Talk:WikiReader

From OLPC
Revision as of 03:02, 8 May 2008 by Sj (talk | contribs) (..)
Jump to navigation Jump to search

old getting started list

Old todo list for someone getting involved, from mel:

We need a Python programmer (or a small team of Python programmers working together) to start the project off by porting the server code from Ruby to Python so it'll be easier to run on the XO. Ruby's quite easy to read and you don't have to be a Ruby programmer to do this (but it helps if you know Python). The code is very simple and short (less than 300 lines), so this should take no more than a weekend. Here's a suggested how-to-do-it procedure.
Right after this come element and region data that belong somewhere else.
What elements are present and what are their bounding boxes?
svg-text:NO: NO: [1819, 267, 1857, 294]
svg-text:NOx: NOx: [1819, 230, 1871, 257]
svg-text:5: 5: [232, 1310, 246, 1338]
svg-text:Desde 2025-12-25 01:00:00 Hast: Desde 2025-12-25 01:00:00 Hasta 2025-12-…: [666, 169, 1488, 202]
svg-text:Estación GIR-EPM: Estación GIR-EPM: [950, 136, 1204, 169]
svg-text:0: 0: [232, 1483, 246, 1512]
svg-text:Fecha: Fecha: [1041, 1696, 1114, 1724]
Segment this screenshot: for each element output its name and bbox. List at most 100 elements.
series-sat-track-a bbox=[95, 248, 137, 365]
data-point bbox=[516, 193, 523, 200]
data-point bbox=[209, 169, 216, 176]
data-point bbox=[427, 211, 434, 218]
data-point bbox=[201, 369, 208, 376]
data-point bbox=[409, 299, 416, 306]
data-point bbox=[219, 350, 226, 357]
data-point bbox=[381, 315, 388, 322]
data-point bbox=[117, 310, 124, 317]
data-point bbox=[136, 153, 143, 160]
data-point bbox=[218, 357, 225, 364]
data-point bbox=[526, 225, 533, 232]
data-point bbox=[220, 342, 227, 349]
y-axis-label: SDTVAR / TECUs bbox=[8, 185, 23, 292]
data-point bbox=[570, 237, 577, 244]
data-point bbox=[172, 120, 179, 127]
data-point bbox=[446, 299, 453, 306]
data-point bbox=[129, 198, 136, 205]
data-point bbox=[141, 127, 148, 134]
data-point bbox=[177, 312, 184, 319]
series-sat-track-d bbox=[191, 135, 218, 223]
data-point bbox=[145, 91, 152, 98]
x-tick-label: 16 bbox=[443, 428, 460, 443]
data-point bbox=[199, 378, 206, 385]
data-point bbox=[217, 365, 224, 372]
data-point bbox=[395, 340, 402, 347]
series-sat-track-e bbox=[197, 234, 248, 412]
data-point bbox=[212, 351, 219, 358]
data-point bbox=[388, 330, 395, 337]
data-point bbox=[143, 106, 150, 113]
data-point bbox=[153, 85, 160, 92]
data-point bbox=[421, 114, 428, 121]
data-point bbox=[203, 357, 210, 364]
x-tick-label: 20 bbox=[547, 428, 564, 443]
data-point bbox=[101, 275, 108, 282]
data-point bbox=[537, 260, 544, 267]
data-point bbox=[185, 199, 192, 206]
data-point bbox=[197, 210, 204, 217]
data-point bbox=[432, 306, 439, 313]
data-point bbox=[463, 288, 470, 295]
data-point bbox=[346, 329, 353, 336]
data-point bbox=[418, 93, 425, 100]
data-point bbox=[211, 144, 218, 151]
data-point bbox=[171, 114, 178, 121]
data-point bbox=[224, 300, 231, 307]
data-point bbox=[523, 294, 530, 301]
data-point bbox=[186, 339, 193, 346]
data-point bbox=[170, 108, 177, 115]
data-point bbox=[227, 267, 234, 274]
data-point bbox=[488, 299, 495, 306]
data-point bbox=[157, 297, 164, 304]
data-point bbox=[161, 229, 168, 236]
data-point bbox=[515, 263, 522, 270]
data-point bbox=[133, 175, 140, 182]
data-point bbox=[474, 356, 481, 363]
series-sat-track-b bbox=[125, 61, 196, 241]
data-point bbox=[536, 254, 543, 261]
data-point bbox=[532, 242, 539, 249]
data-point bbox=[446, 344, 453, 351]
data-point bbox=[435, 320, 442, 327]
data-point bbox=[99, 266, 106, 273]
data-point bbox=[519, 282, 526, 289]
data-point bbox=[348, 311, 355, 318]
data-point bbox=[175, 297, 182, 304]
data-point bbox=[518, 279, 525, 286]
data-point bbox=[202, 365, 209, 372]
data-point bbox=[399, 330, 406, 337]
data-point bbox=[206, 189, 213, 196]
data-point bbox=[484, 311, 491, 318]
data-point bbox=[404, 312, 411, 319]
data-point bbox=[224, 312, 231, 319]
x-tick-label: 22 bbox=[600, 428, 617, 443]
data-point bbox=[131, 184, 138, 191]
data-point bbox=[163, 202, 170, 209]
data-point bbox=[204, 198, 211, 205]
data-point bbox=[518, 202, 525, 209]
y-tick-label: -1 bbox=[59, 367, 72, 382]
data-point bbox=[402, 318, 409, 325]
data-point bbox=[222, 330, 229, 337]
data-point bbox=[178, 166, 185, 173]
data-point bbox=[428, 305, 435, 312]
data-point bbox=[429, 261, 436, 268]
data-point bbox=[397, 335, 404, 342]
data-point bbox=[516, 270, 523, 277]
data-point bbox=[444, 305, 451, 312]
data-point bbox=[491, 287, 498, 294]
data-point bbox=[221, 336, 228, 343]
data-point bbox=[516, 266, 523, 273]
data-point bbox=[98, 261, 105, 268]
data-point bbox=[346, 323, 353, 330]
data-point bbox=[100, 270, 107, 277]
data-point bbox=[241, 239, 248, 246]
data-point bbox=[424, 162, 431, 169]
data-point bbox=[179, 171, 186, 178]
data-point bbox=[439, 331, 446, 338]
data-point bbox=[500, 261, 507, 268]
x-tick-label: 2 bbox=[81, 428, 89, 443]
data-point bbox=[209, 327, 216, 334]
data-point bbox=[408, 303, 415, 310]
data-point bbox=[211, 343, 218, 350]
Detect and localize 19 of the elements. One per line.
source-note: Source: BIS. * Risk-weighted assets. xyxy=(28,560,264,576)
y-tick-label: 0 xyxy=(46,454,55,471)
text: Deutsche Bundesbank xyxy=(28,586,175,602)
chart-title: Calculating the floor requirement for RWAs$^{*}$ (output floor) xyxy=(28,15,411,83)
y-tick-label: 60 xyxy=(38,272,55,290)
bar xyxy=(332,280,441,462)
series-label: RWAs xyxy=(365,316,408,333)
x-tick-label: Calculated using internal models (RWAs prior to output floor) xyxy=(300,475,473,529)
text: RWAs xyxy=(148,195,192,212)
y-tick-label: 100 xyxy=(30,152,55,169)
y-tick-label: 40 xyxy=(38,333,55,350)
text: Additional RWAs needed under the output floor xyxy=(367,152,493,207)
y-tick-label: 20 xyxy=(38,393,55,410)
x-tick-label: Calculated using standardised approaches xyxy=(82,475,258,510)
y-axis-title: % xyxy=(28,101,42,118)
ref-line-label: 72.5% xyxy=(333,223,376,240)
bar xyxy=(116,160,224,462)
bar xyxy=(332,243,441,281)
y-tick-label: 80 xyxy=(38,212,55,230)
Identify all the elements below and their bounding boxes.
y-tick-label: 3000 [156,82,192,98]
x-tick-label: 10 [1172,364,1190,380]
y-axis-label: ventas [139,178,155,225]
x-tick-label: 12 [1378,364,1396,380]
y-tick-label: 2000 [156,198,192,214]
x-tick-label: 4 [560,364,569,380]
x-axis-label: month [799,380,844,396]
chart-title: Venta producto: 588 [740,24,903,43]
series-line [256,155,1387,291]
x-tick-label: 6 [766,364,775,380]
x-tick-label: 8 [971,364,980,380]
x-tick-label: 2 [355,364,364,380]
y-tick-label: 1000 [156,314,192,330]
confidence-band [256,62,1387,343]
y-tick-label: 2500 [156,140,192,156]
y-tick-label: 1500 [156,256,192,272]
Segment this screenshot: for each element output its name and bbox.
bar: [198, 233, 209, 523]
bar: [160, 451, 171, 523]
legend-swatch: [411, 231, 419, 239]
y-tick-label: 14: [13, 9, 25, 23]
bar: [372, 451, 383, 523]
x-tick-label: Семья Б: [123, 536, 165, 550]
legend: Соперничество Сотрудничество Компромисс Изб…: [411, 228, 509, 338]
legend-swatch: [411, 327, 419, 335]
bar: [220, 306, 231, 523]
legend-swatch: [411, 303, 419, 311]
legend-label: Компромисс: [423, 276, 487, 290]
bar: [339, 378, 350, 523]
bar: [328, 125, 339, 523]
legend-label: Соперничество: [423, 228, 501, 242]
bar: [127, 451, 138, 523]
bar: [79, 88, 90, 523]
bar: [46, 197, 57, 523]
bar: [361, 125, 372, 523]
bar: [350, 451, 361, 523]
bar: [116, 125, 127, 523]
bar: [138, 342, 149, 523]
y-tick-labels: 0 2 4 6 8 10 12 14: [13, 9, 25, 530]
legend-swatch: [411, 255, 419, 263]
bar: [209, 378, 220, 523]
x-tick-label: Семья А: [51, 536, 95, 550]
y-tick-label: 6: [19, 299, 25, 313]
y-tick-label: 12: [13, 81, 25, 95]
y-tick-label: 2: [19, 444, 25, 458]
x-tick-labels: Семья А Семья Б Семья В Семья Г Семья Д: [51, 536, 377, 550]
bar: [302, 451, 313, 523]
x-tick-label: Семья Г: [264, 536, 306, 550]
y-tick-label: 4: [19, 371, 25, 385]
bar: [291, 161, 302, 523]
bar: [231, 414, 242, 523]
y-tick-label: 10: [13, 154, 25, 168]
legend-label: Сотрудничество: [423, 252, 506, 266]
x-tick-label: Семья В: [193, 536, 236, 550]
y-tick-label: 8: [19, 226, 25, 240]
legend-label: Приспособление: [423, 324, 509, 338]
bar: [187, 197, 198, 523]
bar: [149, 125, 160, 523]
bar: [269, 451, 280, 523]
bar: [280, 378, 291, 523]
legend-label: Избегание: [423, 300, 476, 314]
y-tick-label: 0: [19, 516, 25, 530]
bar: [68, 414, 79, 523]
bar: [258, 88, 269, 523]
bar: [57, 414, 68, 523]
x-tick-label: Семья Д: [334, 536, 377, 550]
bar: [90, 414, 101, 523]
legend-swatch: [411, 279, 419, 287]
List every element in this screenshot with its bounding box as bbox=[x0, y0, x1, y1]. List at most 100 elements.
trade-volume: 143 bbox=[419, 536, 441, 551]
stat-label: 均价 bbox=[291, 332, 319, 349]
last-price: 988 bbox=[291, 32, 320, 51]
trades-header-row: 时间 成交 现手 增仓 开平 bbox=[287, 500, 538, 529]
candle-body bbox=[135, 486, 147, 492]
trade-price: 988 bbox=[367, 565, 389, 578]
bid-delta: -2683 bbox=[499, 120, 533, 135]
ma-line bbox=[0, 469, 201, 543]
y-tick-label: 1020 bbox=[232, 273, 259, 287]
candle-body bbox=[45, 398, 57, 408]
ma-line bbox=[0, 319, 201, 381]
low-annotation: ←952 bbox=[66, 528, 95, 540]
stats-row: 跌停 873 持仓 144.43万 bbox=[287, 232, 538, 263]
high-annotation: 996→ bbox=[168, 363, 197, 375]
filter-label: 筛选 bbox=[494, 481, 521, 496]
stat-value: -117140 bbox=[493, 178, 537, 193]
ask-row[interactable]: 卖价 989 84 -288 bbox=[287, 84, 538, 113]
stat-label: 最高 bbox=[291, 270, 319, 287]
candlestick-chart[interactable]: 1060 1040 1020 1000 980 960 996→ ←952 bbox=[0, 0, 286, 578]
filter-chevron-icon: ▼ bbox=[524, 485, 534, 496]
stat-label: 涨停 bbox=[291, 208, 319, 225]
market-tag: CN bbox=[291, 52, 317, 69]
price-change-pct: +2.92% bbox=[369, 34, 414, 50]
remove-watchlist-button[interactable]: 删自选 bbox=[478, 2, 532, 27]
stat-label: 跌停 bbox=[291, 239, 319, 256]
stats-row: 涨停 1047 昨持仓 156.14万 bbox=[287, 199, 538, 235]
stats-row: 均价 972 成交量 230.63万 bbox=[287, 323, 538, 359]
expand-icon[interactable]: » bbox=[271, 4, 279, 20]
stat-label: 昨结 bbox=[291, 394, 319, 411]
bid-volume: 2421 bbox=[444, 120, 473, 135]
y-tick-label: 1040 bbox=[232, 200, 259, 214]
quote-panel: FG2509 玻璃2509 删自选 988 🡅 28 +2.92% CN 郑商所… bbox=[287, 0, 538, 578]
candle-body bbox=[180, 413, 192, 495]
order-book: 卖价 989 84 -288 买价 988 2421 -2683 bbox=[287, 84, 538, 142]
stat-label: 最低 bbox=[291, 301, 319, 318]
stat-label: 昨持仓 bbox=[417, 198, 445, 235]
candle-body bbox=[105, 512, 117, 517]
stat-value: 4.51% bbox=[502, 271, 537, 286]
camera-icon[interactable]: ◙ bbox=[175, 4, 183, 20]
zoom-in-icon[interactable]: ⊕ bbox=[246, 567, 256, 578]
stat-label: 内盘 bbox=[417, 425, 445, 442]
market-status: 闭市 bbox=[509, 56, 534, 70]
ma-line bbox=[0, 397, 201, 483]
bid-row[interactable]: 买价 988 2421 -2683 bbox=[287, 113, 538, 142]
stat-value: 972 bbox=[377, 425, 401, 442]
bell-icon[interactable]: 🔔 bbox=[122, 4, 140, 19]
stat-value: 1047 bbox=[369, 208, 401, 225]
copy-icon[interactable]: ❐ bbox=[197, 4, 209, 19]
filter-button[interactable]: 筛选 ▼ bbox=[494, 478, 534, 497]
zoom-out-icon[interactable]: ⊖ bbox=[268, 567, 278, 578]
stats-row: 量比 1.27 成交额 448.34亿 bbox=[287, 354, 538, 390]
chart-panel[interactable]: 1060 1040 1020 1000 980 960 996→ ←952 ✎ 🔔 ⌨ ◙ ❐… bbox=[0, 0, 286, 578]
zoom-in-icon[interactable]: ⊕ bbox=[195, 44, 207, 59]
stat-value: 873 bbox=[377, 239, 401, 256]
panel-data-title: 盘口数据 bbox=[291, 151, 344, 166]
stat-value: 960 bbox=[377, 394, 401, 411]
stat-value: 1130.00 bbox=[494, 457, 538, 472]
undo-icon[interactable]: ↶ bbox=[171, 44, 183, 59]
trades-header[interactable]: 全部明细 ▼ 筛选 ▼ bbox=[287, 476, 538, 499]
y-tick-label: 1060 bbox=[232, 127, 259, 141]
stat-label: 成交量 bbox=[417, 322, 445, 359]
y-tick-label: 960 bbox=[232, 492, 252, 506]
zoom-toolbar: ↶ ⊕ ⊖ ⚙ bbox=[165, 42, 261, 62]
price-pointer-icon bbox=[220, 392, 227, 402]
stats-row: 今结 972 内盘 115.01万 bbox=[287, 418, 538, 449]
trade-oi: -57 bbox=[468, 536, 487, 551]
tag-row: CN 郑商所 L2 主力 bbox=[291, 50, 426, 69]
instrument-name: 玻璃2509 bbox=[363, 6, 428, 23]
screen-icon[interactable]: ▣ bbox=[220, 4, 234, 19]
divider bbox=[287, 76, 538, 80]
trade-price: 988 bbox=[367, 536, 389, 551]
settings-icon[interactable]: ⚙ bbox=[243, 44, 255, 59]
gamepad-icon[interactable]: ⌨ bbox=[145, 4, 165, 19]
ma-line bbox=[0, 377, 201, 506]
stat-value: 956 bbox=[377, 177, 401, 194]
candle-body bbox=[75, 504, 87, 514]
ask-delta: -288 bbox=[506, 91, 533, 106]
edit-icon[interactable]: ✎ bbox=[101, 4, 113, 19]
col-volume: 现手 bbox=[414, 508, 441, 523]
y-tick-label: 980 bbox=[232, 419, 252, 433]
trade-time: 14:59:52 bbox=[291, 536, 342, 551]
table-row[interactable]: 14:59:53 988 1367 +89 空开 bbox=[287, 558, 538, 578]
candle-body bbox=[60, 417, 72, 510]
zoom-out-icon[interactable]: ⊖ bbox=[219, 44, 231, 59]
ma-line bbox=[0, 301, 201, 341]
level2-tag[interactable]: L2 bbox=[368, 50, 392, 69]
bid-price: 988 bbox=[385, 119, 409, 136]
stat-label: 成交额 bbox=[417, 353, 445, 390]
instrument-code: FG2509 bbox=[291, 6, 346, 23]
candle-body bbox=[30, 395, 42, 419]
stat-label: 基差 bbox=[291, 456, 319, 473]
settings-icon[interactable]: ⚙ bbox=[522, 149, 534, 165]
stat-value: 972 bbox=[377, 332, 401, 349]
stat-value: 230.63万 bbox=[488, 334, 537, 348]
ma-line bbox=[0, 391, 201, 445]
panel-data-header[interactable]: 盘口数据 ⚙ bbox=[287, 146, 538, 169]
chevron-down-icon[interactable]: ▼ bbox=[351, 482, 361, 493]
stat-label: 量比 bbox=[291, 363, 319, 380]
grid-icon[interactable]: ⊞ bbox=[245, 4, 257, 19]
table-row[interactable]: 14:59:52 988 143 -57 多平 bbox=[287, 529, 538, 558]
  1. Read this page to get an idea of what we're trying to do.
  2. Read the project homepage to get an overview of what the app does. Also see the google code project.
  3. Download the source code and take a look around. Notice how most of the code is either shell scripts or C, but there's a folder of ruby (rb) code. This is the stuff we want to port.
  4. (Optional but recommended): Download and install Ruby and test out the existing code so you can see the app in action. Follow the instructions in the "Getting Started" section of the README file (in the source code you just downloaded) to get a wikipedia datafile parsed and the web server running. We'd recommend using a smaller wikipedia than the English language one.
  5. Take a look at the files in the rb folder. There are four main ones to port to Python (the rest are very short "helper" files and should take just a few minutes to rewrite).
    1. bzipreader.rb (ruby interface to c/bzipreader.c; supports streaming bz2 files) - probably the most difficult, since you'll have to interface your python code with C (bzipreader.c). If someone has a tutorial or resources on how to do this, please post the link here.
    2. index.rb (generate an article-to-block index using bzipreader.rb)
    3. server.rb (Mongrel-based server for using WP dumps with a web browser) - we'd suggest using the built-in Python webserver, BaseHTTPServer, for this.
    4. xmlprocess.rb (generate stripped, XML-less file from a vanilla WP dump) -- this wouldn't have to be ported, since we could prepare the archive elsewhere and just serve it on the XO.
  6. Put the new files (bzipreader.py, index.py, server.py... etc) in a "py" folder and delete the "rb" one when you're done porting.
  7. Remember to license your work under the GPL (you must, since the original code is GPL) by putting a copy of the license in your folder (or just leaving the COPYING file from the original source in).